Afrikanische Friedens- und Sicherheitsarchitektur: Institutionalisierte Zusammenarbeit in und für Afrika


8.12.2010
Seit 2004 hat sich die Sicherheitskooperation in Afrika intensiviert und institutionalisiert. Trotz Fortschritten leidet die Sicherheitsarchitektur am mangelnden politischen Willen ihrer Mitglieder und der starken Abhängigkeit von auswärtiger Hilfe.

Einleitung



Medienberichte über ethnisch und religiös motivierte Gräueltaten, Vorwürfe von Wahlfälschungen und Staatsstreichen haben auch in jüngster Vergangenheit das Bild von Afrika geprägt. Diesen Eindruck hat selbst die in Südafrika ausgetragene Fußball-Weltmeisterschaft 2010 nicht nachhaltig zu verändern vermocht, wie viele Beobachter im Vorfeld des sportlichen Großereignisses noch gehofft hatten. Doch wird ein solch negatives Bild den Fortschritten, die der Kontinent im vergangenen Jahrzehnt in vielen Bereichen gemacht hat, keinesfalls gerecht. Dies gilt neben dem wirtschaftlichen Aufschwung in vielen Ländern vor allem für den Bereich der sicherheitspolitischen Zusammenarbeit in Afrika. Gerade im Hinblick auf den dritten Afrika-EU-Gipfel, der im November 2010 in Tripolis stattgefunden hat, ist es wichtig, Chancen und Risiken der sicherheitspolitischen Kooperation afrikanischer Staaten auszuloten.
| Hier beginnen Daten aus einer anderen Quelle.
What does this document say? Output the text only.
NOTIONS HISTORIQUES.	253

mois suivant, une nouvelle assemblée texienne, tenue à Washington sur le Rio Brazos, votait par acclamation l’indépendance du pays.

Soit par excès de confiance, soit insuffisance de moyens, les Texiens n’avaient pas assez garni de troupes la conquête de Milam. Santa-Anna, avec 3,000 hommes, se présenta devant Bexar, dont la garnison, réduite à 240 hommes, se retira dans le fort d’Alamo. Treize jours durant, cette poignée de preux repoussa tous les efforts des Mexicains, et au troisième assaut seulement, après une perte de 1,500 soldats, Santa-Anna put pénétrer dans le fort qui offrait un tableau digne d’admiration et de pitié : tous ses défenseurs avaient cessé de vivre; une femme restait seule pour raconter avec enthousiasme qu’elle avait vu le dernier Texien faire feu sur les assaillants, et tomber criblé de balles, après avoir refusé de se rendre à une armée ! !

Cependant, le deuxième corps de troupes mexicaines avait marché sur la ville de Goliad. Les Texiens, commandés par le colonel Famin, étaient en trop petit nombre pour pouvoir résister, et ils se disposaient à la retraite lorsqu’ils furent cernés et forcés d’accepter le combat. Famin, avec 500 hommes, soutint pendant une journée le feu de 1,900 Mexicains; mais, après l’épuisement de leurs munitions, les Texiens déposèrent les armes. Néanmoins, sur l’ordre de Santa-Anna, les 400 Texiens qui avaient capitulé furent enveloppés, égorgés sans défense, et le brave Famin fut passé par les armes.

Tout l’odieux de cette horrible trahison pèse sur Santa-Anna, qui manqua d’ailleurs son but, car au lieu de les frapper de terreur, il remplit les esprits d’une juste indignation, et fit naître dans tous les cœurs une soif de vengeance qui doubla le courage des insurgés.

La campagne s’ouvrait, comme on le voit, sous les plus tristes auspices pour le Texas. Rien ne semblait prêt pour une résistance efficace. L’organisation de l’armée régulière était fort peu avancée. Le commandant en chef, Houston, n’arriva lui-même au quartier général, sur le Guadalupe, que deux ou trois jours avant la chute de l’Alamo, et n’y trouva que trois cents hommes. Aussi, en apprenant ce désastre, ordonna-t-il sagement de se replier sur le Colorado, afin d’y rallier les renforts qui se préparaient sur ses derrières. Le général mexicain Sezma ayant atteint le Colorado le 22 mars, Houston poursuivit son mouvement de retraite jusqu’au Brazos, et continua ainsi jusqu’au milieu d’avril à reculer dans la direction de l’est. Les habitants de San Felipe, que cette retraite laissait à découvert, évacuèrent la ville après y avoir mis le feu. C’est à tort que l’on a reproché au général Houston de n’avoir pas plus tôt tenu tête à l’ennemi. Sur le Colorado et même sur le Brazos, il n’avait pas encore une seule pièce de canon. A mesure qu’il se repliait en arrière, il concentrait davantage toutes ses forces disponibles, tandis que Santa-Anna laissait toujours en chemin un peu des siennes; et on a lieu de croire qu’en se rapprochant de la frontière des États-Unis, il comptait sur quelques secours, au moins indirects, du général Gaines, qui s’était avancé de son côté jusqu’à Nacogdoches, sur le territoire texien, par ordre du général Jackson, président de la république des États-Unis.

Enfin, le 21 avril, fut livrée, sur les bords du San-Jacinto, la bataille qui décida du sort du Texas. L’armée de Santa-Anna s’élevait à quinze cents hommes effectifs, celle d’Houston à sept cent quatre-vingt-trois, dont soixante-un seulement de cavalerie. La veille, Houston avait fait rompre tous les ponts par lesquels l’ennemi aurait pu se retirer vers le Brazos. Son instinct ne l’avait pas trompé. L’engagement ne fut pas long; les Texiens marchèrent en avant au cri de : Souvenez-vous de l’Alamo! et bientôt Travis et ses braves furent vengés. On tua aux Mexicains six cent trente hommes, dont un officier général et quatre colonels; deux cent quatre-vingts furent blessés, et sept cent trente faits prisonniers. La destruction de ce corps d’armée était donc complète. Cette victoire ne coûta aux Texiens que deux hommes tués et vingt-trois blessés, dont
Ausgehend von der Gründung der Afrikanischen Union (AU) im Jahre 2002 hat sich die schrittweise herausbildende und auf mehreren Säulen ruhende Afrikanische Friedens- und Sicherheitsarchitektur (AFSA) zu dem institutionellen Kern neuer panafrikanischer Sicherheitsüberlegungen entwickelt. Die Wiederbelebung des Gedankens einer kontinentalen Sicherheitsarchitektur[1] für Afrika hat sich vor dem Hintergrund einer nachhaltigen Revision der institutionellen Beziehungen zwischen den 53 Staaten Afrikas sowie einer Neuinterpretation der dieser Kooperation zugrunde liegenden Normen vollzogen.[2]





Fußnoten

1.
Vgl. Stefan Gänzle/Benedikt Franke, African Developments: Continental Conflict Management - a Glass half full or half empty?, Bonn 2010; Hany Besada (ed.), Crafting an African Security Architecture, Waterloo 2010; Benedikt Franke, Security Cooperation in Africa: A Reappraisal, Boulder 2009; Ulf Engel/João G. Porto (eds.), The New Peace and Security Architecture of the African Union, Aldershot 2009.
2.
Vgl. Sven Grimm/George Katito, African Developments: Continental Integration in Africa - AU, NEPAD and the APRM, Bonn 2010.